There have been a few slow days, to be sure, since the relocation of the program that also offers free condoms, HIV treatment supplies, education and referrals – as well as clean socks and the occasional cookie.

But there were slow days, too, at the old site. Everson is seeing between 10 and 40 people a day during the weekday sessions of the needle exchange program. On a recent afternoon, staffers exchanged 5,555 needles in two hours, Everson said. The record is 6,004.

Letting drug users know they can still get clean needles and other supplies is essential to preventing the spread of disease, especially Hepatitis C and HIV, Everson said.

Users themselves are acutely aware of that need, and grateful for the service, said a 39-year-old woman who called herself Jo.

“I’ve always been a real stickler about not letting anybody use my water, or my spoons, or anything,” she said. “Nobody shares anything anymore.”

Jo said she’d been swapping needles at the exchange program for about 10 years.

“I did get clean twice,” she said. “But, you know.”

Another client, Janie, who turned 52 on Friday, said she’d been coming to the Outreach Center for a couple years because Everson and the others “treat you good.”

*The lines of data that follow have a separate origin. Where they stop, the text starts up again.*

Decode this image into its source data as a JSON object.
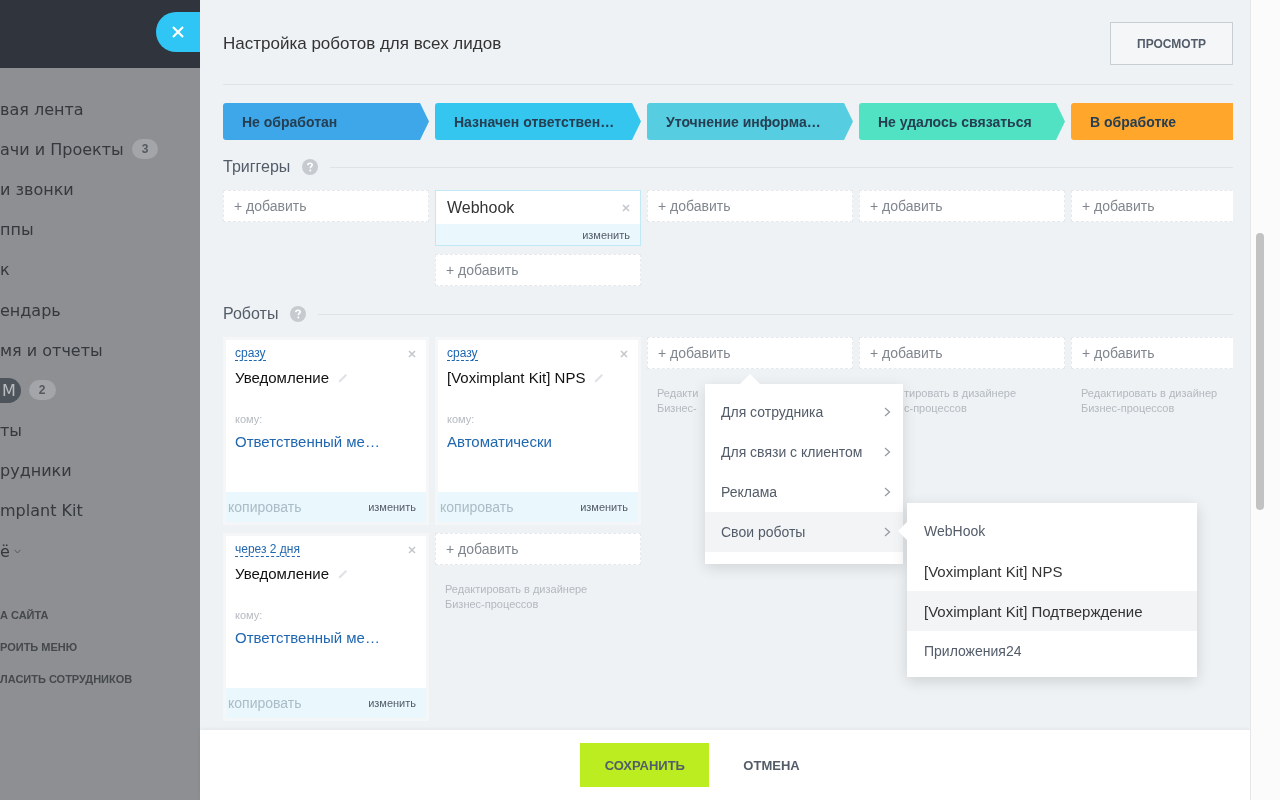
{
  "sidebar": {
    "items": [
      {
        "kind": "link",
        "label": "вая лента",
        "selected": false
      },
      {
        "kind": "link",
        "label": "ачи и Проекты",
        "badge": "3",
        "selected": false
      },
      {
        "kind": "link",
        "label": "и звонки",
        "selected": false
      },
      {
        "kind": "link",
        "label": "ппы",
        "selected": false
      },
      {
        "kind": "link",
        "label": "к",
        "selected": false
      },
      {
        "kind": "link",
        "label": "ендарь",
        "selected": false
      },
      {
        "kind": "link",
        "label": "мя и отчеты",
        "selected": false
      },
      {
        "kind": "link",
        "label": "M",
        "badge": "2",
        "selected": true
      },
      {
        "kind": "link",
        "label": "ты",
        "selected": false
      },
      {
        "kind": "link",
        "label": "рудники",
        "selected": false
      },
      {
        "kind": "link",
        "label": "mplant Kit",
        "selected": false
      },
      {
        "kind": "more",
        "label": "ё",
        "selected": false
      }
    ],
    "footer_links": [
      "А САЙТА",
      "РОИТЬ МЕНЮ",
      "ЛАСИТЬ СОТРУДНИКОВ"
    ]
  },
  "header": {
    "title": "Настройка роботов для всех лидов",
    "preview_button": "ПРОСМОТР"
  },
  "stages": [
    {
      "label": "Не обработан",
      "color": "#3ea7e9"
    },
    {
      "label": "Назначен ответствен…",
      "color": "#35c6f0"
    },
    {
      "label": "Уточнение информа…",
      "color": "#56cde0"
    },
    {
      "label": "Не удалось связаться",
      "color": "#50e2c2"
    },
    {
      "label": "В обработке",
      "color": "#ffa62b"
    }
  ],
  "triggers": {
    "title": "Триггеры",
    "columns": [
      {
        "items": [
          {
            "kind": "add",
            "label": "+ добавить"
          }
        ]
      },
      {
        "items": [
          {
            "kind": "trigger",
            "name": "Webhook",
            "edit": "изменить"
          },
          {
            "kind": "add",
            "label": "+ добавить"
          }
        ]
      },
      {
        "items": [
          {
            "kind": "add",
            "label": "+ добавить"
          }
        ]
      },
      {
        "items": [
          {
            "kind": "add",
            "label": "+ добавить"
          }
        ]
      },
      {
        "items": [
          {
            "kind": "add",
            "label": "+ добавить"
          }
        ]
      }
    ]
  },
  "robots": {
    "title": "Роботы",
    "columns": [
      {
        "items": [
          {
            "kind": "robot",
            "delay": "сразу",
            "name": "Уведомление",
            "to_label": "кому:",
            "to": "Ответственный ме…",
            "copy": "копировать",
            "edit": "изменить"
          },
          {
            "kind": "robot",
            "delay": "через 2 дня",
            "name": "Уведомление",
            "to_label": "кому:",
            "to": "Ответственный ме…",
            "copy": "копировать",
            "edit": "изменить"
          }
        ]
      },
      {
        "items": [
          {
            "kind": "robot",
            "delay": "сразу",
            "name": "[Voximplant Kit] NPS",
            "to_label": "кому:",
            "to": "Автоматически",
            "copy": "копировать",
            "edit": "изменить"
          },
          {
            "kind": "add",
            "label": "+ добавить"
          },
          {
            "kind": "hint",
            "lines": [
              "Редактировать в дизайнере",
              "Бизнес-процессов"
            ]
          }
        ]
      },
      {
        "items": [
          {
            "kind": "add",
            "label": "+ добавить"
          },
          {
            "kind": "hint",
            "lines": [
              "Редакти",
              "Бизнес-"
            ]
          }
        ]
      },
      {
        "items": [
          {
            "kind": "add",
            "label": "+ добавить"
          },
          {
            "kind": "hint_cut",
            "lines": [
              "тировать в дизайнере",
              "с-процессов"
            ]
          }
        ]
      },
      {
        "items": [
          {
            "kind": "add",
            "label": "+ добавить"
          },
          {
            "kind": "hint",
            "lines": [
              "Редактировать в дизайнер",
              "Бизнес-процессов"
            ]
          }
        ]
      }
    ]
  },
  "menu": {
    "items": [
      {
        "label": "Для сотрудника",
        "selected": false
      },
      {
        "label": "Для связи с клиентом",
        "selected": false
      },
      {
        "label": "Реклама",
        "selected": false
      },
      {
        "label": "Свои роботы",
        "selected": true
      }
    ],
    "submenu": {
      "items": [
        {
          "label": "WebHook",
          "selected": false
        },
        {
          "label": "[Voximplant Kit] NPS",
          "selected": false
        },
        {
          "label": "[Voximplant Kit] Подтверждение",
          "selected": true
        },
        {
          "label": "Приложения24",
          "selected": false
        }
      ]
    }
  },
  "footer": {
    "save": "СОХРАНИТЬ",
    "cancel": "ОТМЕНА"
  }
}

The goal of the center is not to encourage drug abuse, nor to perpetuate the problem, although those are common criticisms. The aim is to make sure that if people are going to use drugs, they do so in a way that doesn’t create a public health crisis on top of a social crisis, Everson said. Cost for the program, which serves some 2,000 individual clients a year, is about $137,000 annually.

“I really, really hope we’ll be able to keep people coming and help them be safe,” she said.

So far, there’s little chance that clients won’t know where to go. The distinctive domed Health District building can be seen for miles, noted Jo.

“It’s a landmark building,” she said. “You can’t miss it.”

Several clients – and workers – actually prefer the new digs to the old site with its variable plumbing and excess of pigeon droppings. While Everson’s not eager to move again, she would consider any offer of a location convenient to downtown Spokane.

Until then, clients like Jo are simply grateful that the program survived gentrification of one of Spokane’s seediest neighborhoods.

“It takes a lot to want to help people,” she said. “Especially people nobody wants to help.”